Insurers resilient in uncertain times: IAIS
General insurers’ profitability is expected to remain stable or improve next year supported by investment returns and as businesses pursue growth and leverage technology, according to an International Association of Insurance Supervisors report.
“Insurers are focusing on growth through underwriting new business, making strategic acquisitions, repositioning assets and leveraging digital tools and artificial intelligence-driven analytics to improve efficiency and customer engagement,” it says in its annual global insurance market report.
The overall outlook for life and non-life insurers remains stable “albeit amid an uncertain macroeconomic and geopolitical landscape”.
IAIS executive committee chair Shigeru Ariizumi says the report – drawing on data to the end of 2023 and more recent information – underscores resilience and stability in insurance, reflecting effective risk management and robust financial performance.

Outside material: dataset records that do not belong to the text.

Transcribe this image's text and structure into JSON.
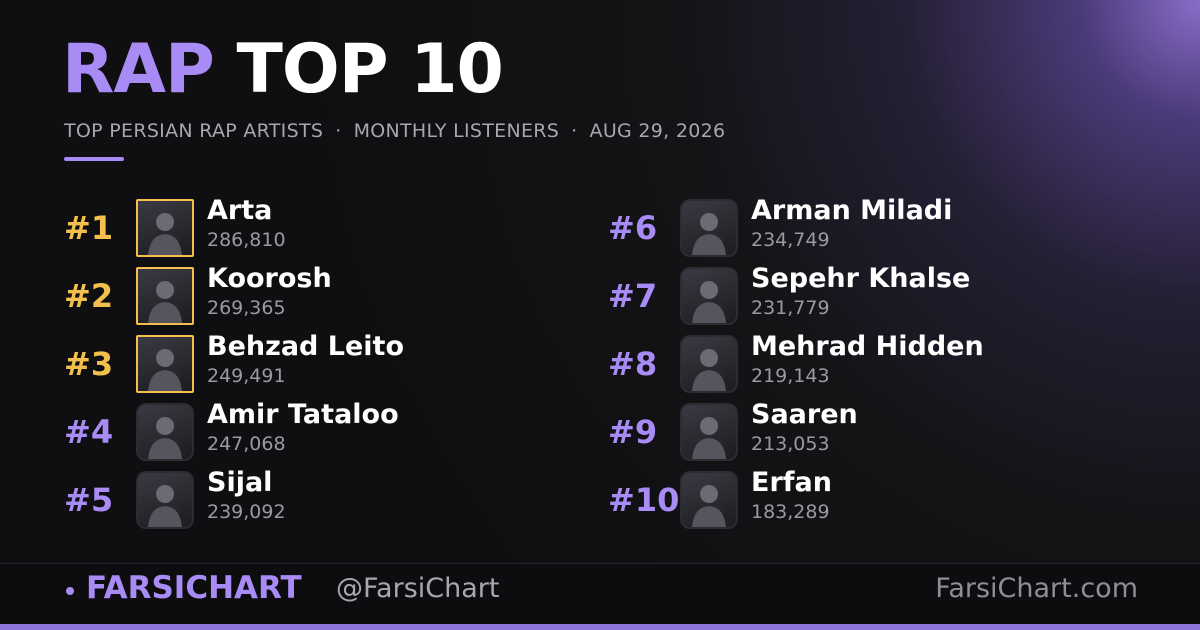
{
  "header": {
    "title_accent": "RAP",
    "title_rest": "TOP 10",
    "subtitle": [
      "TOP PERSIAN RAP ARTISTS",
      "MONTHLY LISTENERS",
      "AUG 29, 2026"
    ]
  },
  "entries": [
    {
      "rank": "#1",
      "name": "Arta",
      "listeners": "286,810"
    },
    {
      "rank": "#2",
      "name": "Koorosh",
      "listeners": "269,365"
    },
    {
      "rank": "#3",
      "name": "Behzad Leito",
      "listeners": "249,491"
    },
    {
      "rank": "#4",
      "name": "Amir Tataloo",
      "listeners": "247,068"
    },
    {
      "rank": "#5",
      "name": "Sijal",
      "listeners": "239,092"
    },
    {
      "rank": "#6",
      "name": "Arman Miladi",
      "listeners": "234,749"
    },
    {
      "rank": "#7",
      "name": "Sepehr Khalse",
      "listeners": "231,779"
    },
    {
      "rank": "#8",
      "name": "Mehrad Hidden",
      "listeners": "219,143"
    },
    {
      "rank": "#9",
      "name": "Saaren",
      "listeners": "213,053"
    },
    {
      "rank": "#10",
      "name": "Erfan",
      "listeners": "183,289"
    }
  ],
  "footer": {
    "brand": "FARSICHART",
    "handle": "@FarsiChart",
    "site": "FarsiChart.com"
  }
}
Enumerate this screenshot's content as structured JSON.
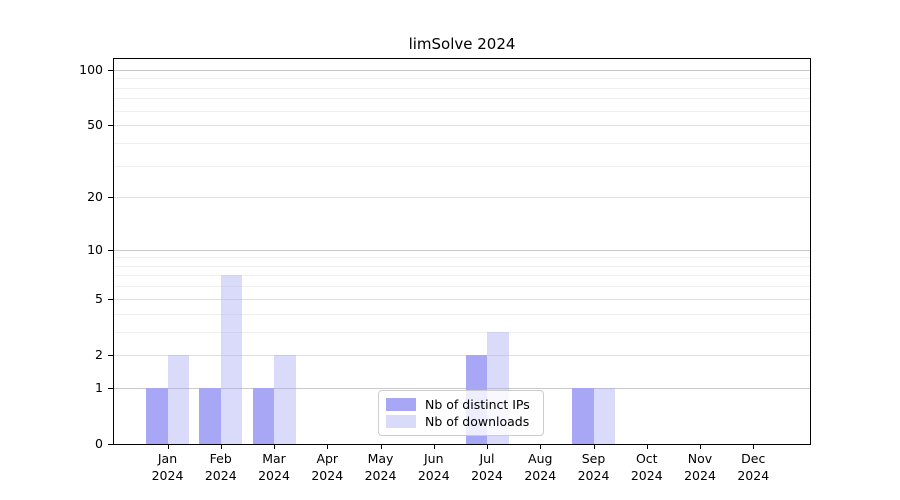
{
  "chart_data": {
    "type": "bar",
    "title": "limSolve 2024",
    "categories": [
      "Jan",
      "Feb",
      "Mar",
      "Apr",
      "May",
      "Jun",
      "Jul",
      "Aug",
      "Sep",
      "Oct",
      "Nov",
      "Dec"
    ],
    "year_label": "2024",
    "series": [
      {
        "name": "Nb of distinct IPs",
        "color": "rgba(167,167,245,1)",
        "values": [
          1,
          1,
          1,
          0,
          0,
          0,
          2,
          0,
          1,
          0,
          0,
          0
        ]
      },
      {
        "name": "Nb of downloads",
        "color": "rgba(167,167,245,0.42)",
        "values": [
          2,
          7,
          2,
          0,
          0,
          0,
          3,
          0,
          1,
          0,
          0,
          0
        ]
      }
    ],
    "yscale": "log1p",
    "ylim": [
      0,
      116
    ],
    "yticks": [
      0,
      1,
      2,
      5,
      10,
      20,
      50,
      100
    ],
    "minor_yticks": [
      3,
      4,
      6,
      7,
      8,
      9,
      30,
      40,
      60,
      70,
      80,
      90
    ],
    "major_gridline_values": [
      1,
      10,
      100
    ],
    "grid": true,
    "legend_position": "lower center",
    "xlabel": "",
    "ylabel": "",
    "colors": {
      "axis": "#000000",
      "text": "#000000",
      "grid_major": "#c9c9c9",
      "grid_mid": "#e1e1e1",
      "grid_minor": "#efefef",
      "legend_border": "#cccccc",
      "background": "#ffffff"
    }
  }
}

“The report’s analysis highlights the sector’s ability to address challenges and navigate future uncertainties, thereby ensuring its continued resilience,” he said.
Insurers had increased total assets and stable solvency and profitability levels at the end of 2023, supported by underwriting performances and investment returns.
Liquidity positions improved slightly, with insurers focusing on maintaining adequate buffers, while systemic risk scores remain significantly lower than those of banks.
The report highlights the increasing frequency and severity of natural catastrophes due to climate change, emphasising the need for better tools and data to assess risks and coverage costs.
IAIS will next year publish a report on the financial stability implications of natural catastrophe protection gaps.